Henry David Thoreau, “Walden”:
“Heaven is under our feet as well as over our heads.”
“The cost of a thing is the amount of what I will call life which is required to be exchanged for it, immediately or in the long run.”
“Things do not change; we change.”
Charles Dickens, “Great Expectations”:
“There was a long hard time when I kept far from me the remembrance of what I had thrown away when I was quite ignorant of its worth.”
“We changed again, and yet again, and it was now too late and too far to go back, and I went on. And the mists had all solemnly risen now, and the world lay spread before me.”
“Life is made of so many partings welded together.”
Warren Earl Burger, shortly before being appointed as Chief Justice of the Supreme Court of the United States:
“In a country like ours, there is no public institution, or those that run them, that is above public debate.”
Tony Benn, former Member of Parliament:
“If we can find the money to kill people, we can find the money to help people.”
“If you can have full employment to kill people, why in God’s name couldn’t you have full employment and good schools, good hospitals, good houses?”
Jonathan Swift, “The Examiner”:
“Falsehood flies, and the Truth comes limping after it.”
Sir Charles Spencer Chaplin (Charlie Chaplin):
“Life is a tragedy when seen in close-up, but a comedy in long-shot.”
“My pain may be the reason for somebody’s laugh. But my laugh must never be the reason for somebody’s pain.”
“Life could be wonderful if people would leave you alone.”
“I always like walking in the rain, so no one can see me crying.”
John Milton, “Comus”:
“Was I deceived, or did a sable cloud
Turn forth her silver lining on the night?"
Oscar Wilde:
“In this world there are only two tragedies. One is not getting what one wants, and the other is getting it.”
“Always forgive your enemies; nothing annoys them so much.”
F. Scott Fitzgerald, “The Great Gatsby”:
“So we beat on, boats against the current, borne back ceaselessly into the past.”
“I couldn’t forgive him or like him, but I saw that what he had done was, to him, entirely justified. It was all very careless and confused.”
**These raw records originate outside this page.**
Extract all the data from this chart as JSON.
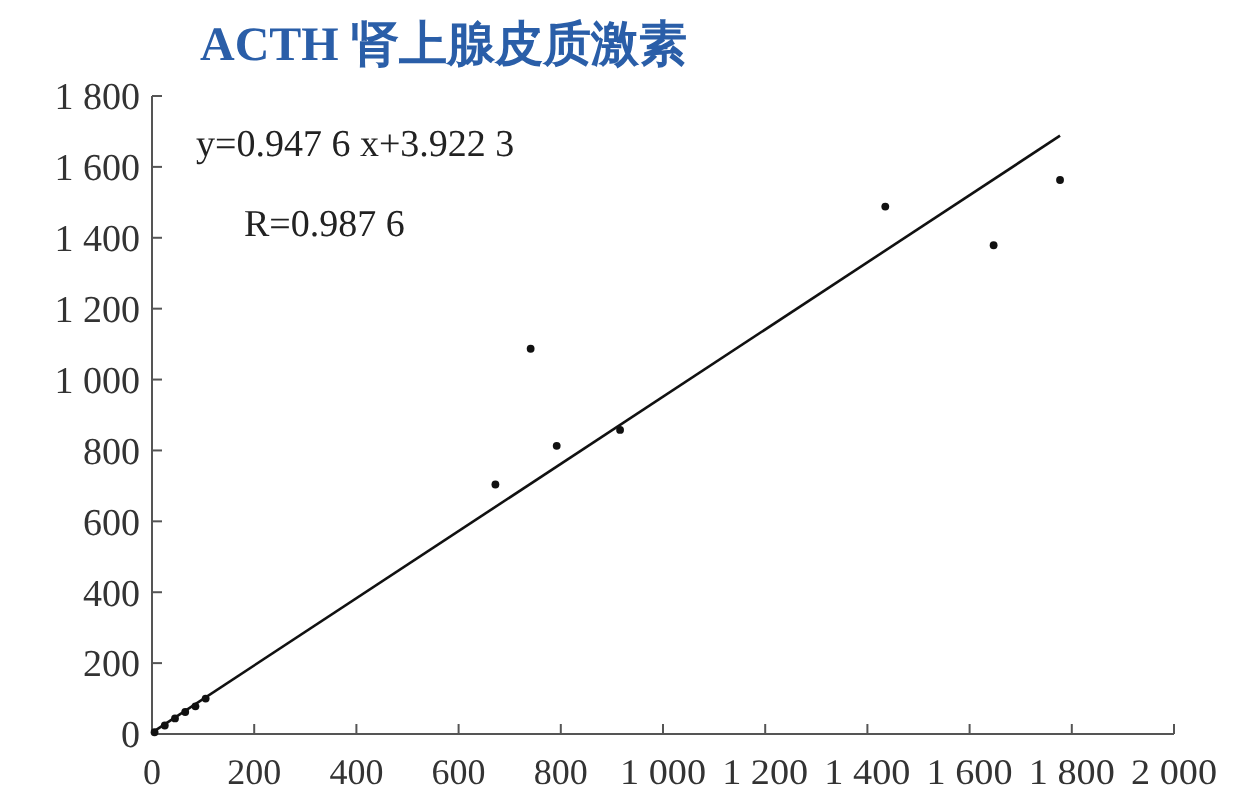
{
  "chart_data": {
    "type": "scatter",
    "title": "ACTH 肾上腺皮质激素",
    "annotations": [
      "y=0.947 6 x+3.922 3",
      "R=0.987 6"
    ],
    "xlim": [
      0,
      2000
    ],
    "ylim": [
      0,
      1800
    ],
    "xticks": [
      0,
      200,
      400,
      600,
      800,
      {
        "value": 1000,
        "label": "1 000"
      },
      {
        "value": 1200,
        "label": "1 200"
      },
      {
        "value": 1400,
        "label": "1 400"
      },
      {
        "value": 1600,
        "label": "1 600"
      },
      {
        "value": 1800,
        "label": "1 800"
      },
      {
        "value": 2000,
        "label": "2 000"
      }
    ],
    "yticks": [
      0,
      200,
      400,
      600,
      800,
      {
        "value": 1000,
        "label": "1 000"
      },
      {
        "value": 1200,
        "label": "1 200"
      },
      {
        "value": 1400,
        "label": "1 400"
      },
      {
        "value": 1600,
        "label": "1 600"
      },
      {
        "value": 1800,
        "label": "1 800"
      }
    ],
    "grid": false,
    "marker": "circle",
    "series": [
      {
        "color": "#111111",
        "x": [
          5,
          25,
          45,
          65,
          85,
          105,
          672,
          741,
          792,
          916,
          1435,
          1647,
          1777
        ],
        "values": [
          5,
          24,
          44,
          62,
          78,
          100,
          704,
          1087,
          813,
          858,
          1488,
          1379,
          1563
        ]
      },
      {
        "type": "line",
        "color": "#111111",
        "marker": "none",
        "x": [
          0,
          1777
        ],
        "values": [
          4,
          1688
        ]
      }
    ]
  }
}
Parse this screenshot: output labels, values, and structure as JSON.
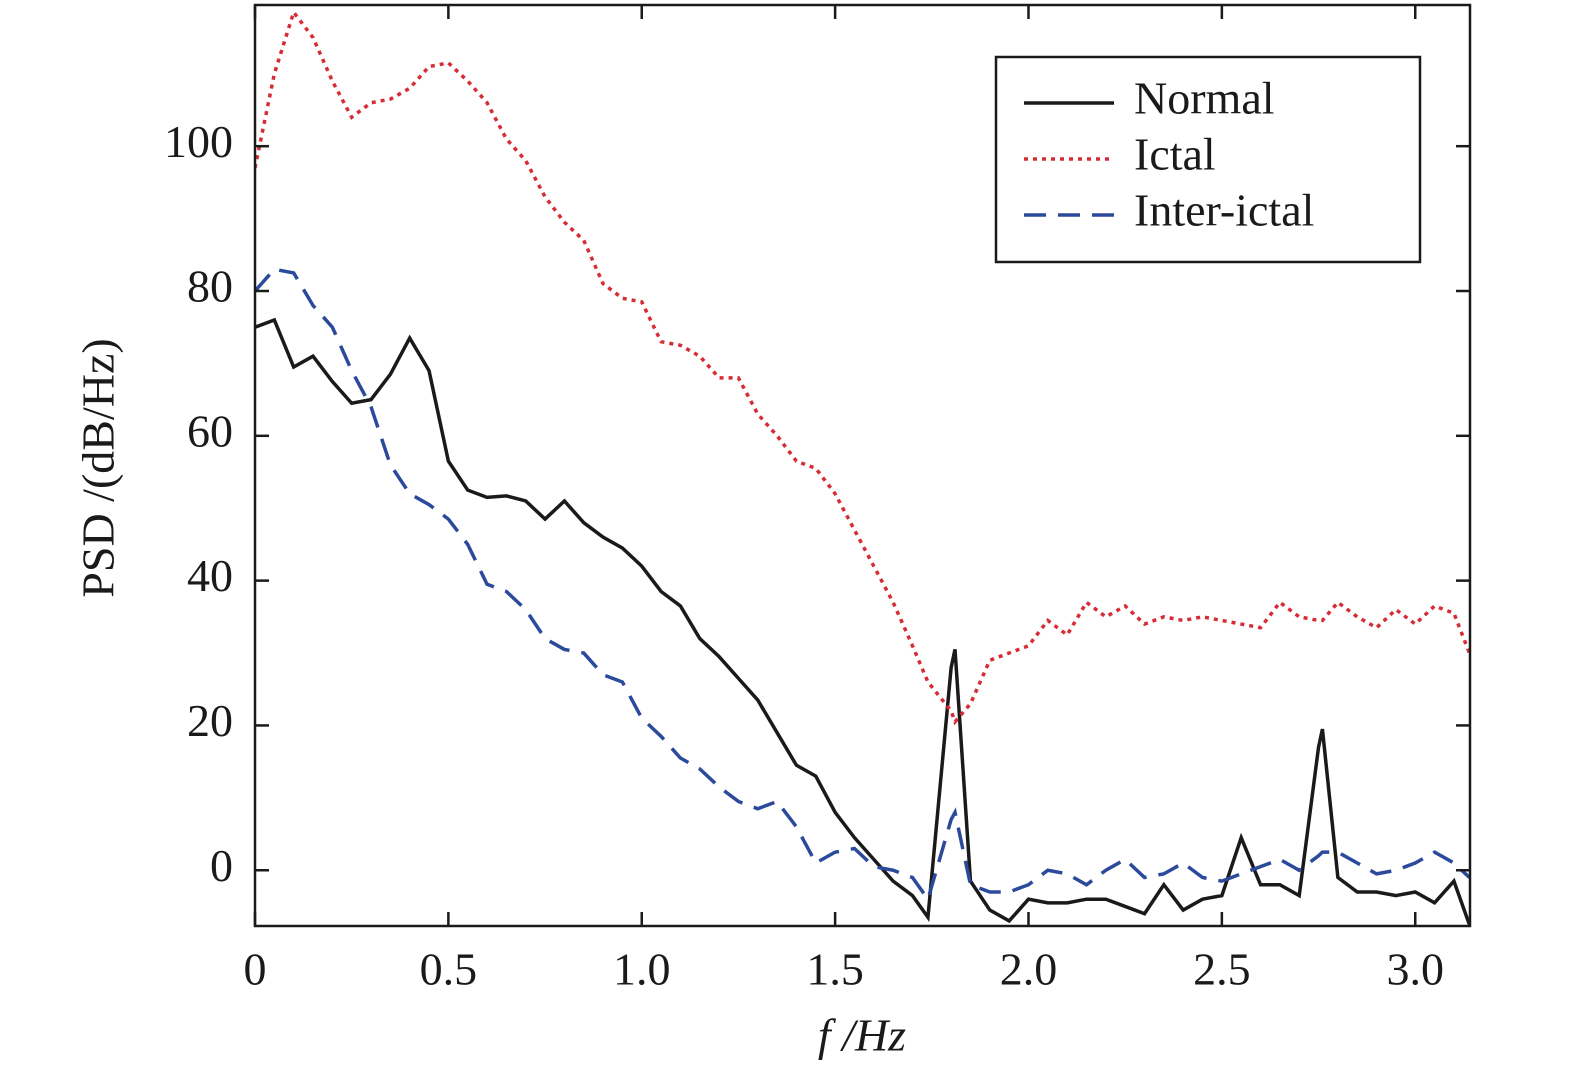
{
  "chart_data": {
    "type": "line",
    "xlabel": "f /Hz",
    "ylabel": "PSD /(dB/Hz)",
    "x": [
      0,
      0.05,
      0.1,
      0.15,
      0.2,
      0.25,
      0.3,
      0.35,
      0.4,
      0.45,
      0.5,
      0.55,
      0.6,
      0.65,
      0.7,
      0.75,
      0.8,
      0.85,
      0.9,
      0.95,
      1.0,
      1.05,
      1.1,
      1.15,
      1.2,
      1.25,
      1.3,
      1.35,
      1.4,
      1.45,
      1.5,
      1.55,
      1.6,
      1.65,
      1.7,
      1.74,
      1.8,
      1.81,
      1.85,
      1.9,
      1.95,
      2.0,
      2.05,
      2.1,
      2.15,
      2.2,
      2.25,
      2.3,
      2.35,
      2.4,
      2.45,
      2.5,
      2.55,
      2.6,
      2.65,
      2.7,
      2.75,
      2.76,
      2.8,
      2.85,
      2.9,
      2.95,
      3.0,
      3.05,
      3.1,
      3.14
    ],
    "series": [
      {
        "name": "Normal",
        "color": "#1a1a1a",
        "dash": "none",
        "values": [
          75,
          76,
          69.5,
          71,
          67.5,
          64.5,
          65,
          68.5,
          73.5,
          69,
          56.5,
          52.5,
          51.5,
          51.7,
          51,
          48.5,
          51,
          48,
          46,
          44.5,
          42,
          38.5,
          36.5,
          32,
          29.5,
          26.5,
          23.5,
          19,
          14.5,
          13,
          8,
          4.5,
          1.5,
          -1.5,
          -3.5,
          -6.5,
          28,
          30.5,
          -1.5,
          -5.5,
          -7,
          -4,
          -4.5,
          -4.5,
          -4,
          -4,
          -5,
          -6,
          -2,
          -5.5,
          -4,
          -3.5,
          4.5,
          -2,
          -2,
          -3.5,
          17,
          19.5,
          -1,
          -3,
          -3,
          -3.5,
          -3,
          -4.5,
          -1.5,
          -7.5
        ]
      },
      {
        "name": "Ictal",
        "color": "#d62c35",
        "dash": "4 5",
        "values": [
          97,
          110,
          118.5,
          115,
          109,
          104,
          106,
          106.5,
          108,
          111,
          111.5,
          109,
          106,
          101,
          98,
          93,
          89.5,
          87,
          81,
          79,
          78.5,
          73,
          72.5,
          71,
          68,
          68,
          63,
          60,
          56.5,
          55.5,
          52,
          47,
          42,
          37,
          31,
          26,
          22,
          20.5,
          23,
          29,
          30,
          31,
          34.5,
          32.5,
          37,
          35,
          36.5,
          34,
          35,
          34.5,
          35,
          34.5,
          34,
          33.5,
          37,
          35,
          34.5,
          34.5,
          37,
          35,
          33.5,
          36,
          34,
          36.5,
          35.5,
          30
        ]
      },
      {
        "name": "Inter-ictal",
        "color": "#2c4a9c",
        "dash": "22 12",
        "values": [
          80,
          83,
          82.5,
          78,
          75,
          69,
          64,
          56,
          52,
          50.5,
          48.5,
          45,
          39.5,
          38.5,
          36,
          32,
          30.5,
          30,
          27,
          26,
          21,
          18.5,
          15.5,
          14,
          11.5,
          9.5,
          8.5,
          9.5,
          6,
          1,
          2.5,
          3,
          0.5,
          0,
          -1,
          -4,
          7,
          8,
          -2,
          -3,
          -3,
          -2,
          0,
          -0.5,
          -2,
          0,
          1.5,
          -1,
          -0.5,
          1,
          -1,
          -1.5,
          -0.5,
          0.5,
          1.5,
          0,
          2,
          2.5,
          2.5,
          1,
          -0.5,
          0,
          1,
          2.5,
          1,
          -1
        ]
      }
    ],
    "xlim": [
      0,
      3.1416
    ],
    "ylim": [
      -7.7,
      119.5
    ],
    "xticks": [
      0,
      0.5,
      {
        "value": 1,
        "label": "1.0"
      },
      1.5,
      {
        "value": 2,
        "label": "2.0"
      },
      2.5,
      {
        "value": 3,
        "label": "3.0"
      }
    ],
    "yticks": [
      0,
      20,
      40,
      60,
      80,
      100
    ],
    "legend": "upper right",
    "grid": false
  }
}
Herman Melville, “Bartleby, the Scrivener”:
“‘At present I would prefer not to be a little reasonable,’ was his mildly cadaverous reply.”
Australian Aboriginal proverb, famously quoted by Queen Elizabeth II:
“We are all visitors to this time, this place. We are just passing through. Our purpose here is to observe, to learn, to grow, to love ... and then we return home.”
John Lennon’s final words to Paul McCartney:
“Think about me every now and then, old friend.”